Imagine a typical day a couple of months ago. Within a couple of hours after waking up, you would have already experienced a range of emotions. Maybe you picked up a cup of your favorite coffee from the local deli, which made you happy, while more traffic than usual slowed your commute and caused you to be late to work, making you angry. And as the day continued, you most likely experienced many other emotions as situations and events unfolded.
But the challenges and changes we currently face are not typical, and handling them will cause many of us to experience more intense emotions more frequently, and they will be more difficult to manage. Understanding what emotions are, as well as how to identify and manage them, can help alleviate stress and productively navigate this temporary “new normal” of self-isolation and remote learning for children, teachers, and parents.
What Are Emotions?
Emotions are brain-based, subjective conscious states of being. They have four components: a subjective experience, an evaluation of that experience, a bodily reaction, and behavioral expression. The evaluation and ensuing expressions are shaded by our current contexts, culture, experiences, and belief systems.
The eight basic emotions are joy, sadness, trust, disgust, fear, anger, surprise, and anticipation. Each one varies along a spectrum of intensity. For example, the less intense version of joy is serenity, and the more intense version would be ecstasy. Our ability to identify and express these emotions has a profound effect on our relationships with ourselves and with others, and on how we react to and solve problems.

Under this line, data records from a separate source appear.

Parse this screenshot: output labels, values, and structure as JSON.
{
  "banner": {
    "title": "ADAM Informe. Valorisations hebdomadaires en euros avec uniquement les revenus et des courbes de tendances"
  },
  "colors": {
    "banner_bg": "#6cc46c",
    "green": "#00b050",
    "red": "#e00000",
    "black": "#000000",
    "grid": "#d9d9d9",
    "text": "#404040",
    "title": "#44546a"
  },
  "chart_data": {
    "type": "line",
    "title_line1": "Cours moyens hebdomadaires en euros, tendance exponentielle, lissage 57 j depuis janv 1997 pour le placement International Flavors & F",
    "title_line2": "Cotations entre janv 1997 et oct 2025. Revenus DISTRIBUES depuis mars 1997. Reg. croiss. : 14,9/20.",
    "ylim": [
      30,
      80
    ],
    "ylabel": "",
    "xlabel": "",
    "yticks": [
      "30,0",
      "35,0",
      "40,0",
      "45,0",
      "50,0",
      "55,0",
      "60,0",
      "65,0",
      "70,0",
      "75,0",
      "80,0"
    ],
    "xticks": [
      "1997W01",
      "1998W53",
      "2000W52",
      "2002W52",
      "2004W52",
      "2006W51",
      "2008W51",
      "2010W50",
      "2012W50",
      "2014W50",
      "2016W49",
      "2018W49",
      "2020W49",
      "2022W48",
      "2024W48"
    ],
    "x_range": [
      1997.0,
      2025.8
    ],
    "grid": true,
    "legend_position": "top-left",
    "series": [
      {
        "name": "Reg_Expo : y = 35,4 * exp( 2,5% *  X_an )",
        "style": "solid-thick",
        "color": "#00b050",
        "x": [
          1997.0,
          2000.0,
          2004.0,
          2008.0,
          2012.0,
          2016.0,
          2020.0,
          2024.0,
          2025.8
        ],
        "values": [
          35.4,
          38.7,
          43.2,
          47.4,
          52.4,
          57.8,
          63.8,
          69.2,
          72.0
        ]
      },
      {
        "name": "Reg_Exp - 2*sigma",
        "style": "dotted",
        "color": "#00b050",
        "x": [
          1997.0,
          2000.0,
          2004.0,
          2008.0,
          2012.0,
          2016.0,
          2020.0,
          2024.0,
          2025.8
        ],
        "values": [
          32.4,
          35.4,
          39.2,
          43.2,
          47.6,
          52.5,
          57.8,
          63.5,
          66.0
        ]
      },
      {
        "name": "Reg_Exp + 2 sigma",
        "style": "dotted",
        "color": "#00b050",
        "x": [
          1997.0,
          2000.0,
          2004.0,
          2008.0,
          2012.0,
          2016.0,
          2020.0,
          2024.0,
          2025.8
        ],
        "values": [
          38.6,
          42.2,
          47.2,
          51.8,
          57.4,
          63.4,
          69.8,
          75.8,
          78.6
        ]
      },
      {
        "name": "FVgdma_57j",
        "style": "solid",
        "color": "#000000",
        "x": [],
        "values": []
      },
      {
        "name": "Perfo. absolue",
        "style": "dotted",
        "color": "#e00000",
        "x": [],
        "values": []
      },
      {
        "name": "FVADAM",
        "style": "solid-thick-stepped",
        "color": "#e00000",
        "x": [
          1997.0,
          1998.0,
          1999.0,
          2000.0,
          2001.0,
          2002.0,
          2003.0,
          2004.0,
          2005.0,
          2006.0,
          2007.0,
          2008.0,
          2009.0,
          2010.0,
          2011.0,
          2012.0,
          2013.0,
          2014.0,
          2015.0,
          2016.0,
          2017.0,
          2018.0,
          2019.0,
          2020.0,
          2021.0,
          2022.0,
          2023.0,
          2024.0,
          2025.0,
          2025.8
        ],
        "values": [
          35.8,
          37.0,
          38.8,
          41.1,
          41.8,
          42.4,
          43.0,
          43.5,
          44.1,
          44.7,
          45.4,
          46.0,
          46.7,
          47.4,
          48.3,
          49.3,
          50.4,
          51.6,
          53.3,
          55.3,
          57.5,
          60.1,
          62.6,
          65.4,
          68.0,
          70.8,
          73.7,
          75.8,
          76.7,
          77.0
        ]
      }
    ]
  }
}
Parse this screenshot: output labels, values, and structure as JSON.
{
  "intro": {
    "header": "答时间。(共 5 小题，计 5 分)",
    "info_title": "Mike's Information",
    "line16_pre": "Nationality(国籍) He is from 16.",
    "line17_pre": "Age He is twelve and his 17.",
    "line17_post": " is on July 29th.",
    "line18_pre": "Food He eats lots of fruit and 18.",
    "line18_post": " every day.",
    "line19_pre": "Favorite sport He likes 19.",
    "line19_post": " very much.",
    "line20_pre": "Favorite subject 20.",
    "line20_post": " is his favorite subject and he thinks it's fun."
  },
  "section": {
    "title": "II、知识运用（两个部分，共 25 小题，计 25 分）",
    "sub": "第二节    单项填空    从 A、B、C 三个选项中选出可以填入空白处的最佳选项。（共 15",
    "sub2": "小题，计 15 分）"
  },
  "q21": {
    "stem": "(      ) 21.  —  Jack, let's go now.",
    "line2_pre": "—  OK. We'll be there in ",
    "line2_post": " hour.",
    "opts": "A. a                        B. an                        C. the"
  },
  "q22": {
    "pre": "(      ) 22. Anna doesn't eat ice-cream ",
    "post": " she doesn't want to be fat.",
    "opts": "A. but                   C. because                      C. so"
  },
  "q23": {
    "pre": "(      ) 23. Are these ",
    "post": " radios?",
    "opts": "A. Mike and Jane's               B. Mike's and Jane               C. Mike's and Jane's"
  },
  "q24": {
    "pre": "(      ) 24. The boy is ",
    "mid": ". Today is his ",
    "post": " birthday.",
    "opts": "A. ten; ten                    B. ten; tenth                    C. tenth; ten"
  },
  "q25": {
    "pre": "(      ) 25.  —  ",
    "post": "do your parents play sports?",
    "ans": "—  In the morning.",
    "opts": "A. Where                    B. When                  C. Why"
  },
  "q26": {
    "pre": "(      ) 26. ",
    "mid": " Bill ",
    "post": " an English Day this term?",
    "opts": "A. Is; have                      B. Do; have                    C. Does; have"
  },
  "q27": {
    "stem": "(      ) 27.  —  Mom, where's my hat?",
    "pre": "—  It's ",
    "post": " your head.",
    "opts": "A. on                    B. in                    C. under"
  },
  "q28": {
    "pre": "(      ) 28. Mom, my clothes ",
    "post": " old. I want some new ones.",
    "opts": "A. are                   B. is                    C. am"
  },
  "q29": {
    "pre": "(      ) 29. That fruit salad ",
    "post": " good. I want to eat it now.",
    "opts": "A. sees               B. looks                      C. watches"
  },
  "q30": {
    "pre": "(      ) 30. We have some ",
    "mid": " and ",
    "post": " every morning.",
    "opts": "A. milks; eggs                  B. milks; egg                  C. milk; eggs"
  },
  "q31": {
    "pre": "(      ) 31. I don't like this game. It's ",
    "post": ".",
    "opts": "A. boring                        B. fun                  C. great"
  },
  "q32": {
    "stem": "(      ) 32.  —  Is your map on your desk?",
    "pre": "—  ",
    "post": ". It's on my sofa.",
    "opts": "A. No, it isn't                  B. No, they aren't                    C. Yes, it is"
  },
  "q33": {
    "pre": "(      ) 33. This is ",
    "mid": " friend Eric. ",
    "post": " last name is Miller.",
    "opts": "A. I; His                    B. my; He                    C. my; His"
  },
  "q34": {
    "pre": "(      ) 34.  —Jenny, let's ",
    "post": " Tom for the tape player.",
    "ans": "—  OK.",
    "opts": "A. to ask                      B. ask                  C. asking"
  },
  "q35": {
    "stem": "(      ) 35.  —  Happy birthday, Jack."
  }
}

Strategies for Recognizing, Naming, and Managing Emotions
- Teach a developmentally appropriate vocabulary. Using the eight basic emotions as a framework, teach students to under- stand and name their emotions. For young- er students, keep it simple: I feel sad. As students get older, introduce blends of the basic emotions to name more complex feelings.
- Practice emotion regulation strategies. Emotional expressions in response to intense or uncomfortable emotions may appear to be automatic, but with practice we can regulate them. Body-calming practices help guide our reactions and build self-awareness about how we respond to emotions and why. These include breathing techniques, body scans, and visualization to remain present.
- Coping mechanisms. Physical movement, writing, reading, painting, drawing, and music are all proven ways to successfully manage our emotions. Something as simple as doodling on a piece of paper in the moment can be a non-disruptive way of reducing stress and anxiety.
It’s important to remember that the situations we are experiencing with the coronavirus is temporary, and despite the hardships it creates, we can take deep breaths, acknowledge our emotions, and support each other in navigating and making the best of this unusual time
Learning to identify and manage emotions is a critical skill set that contributes to our success in school, work, and life in general.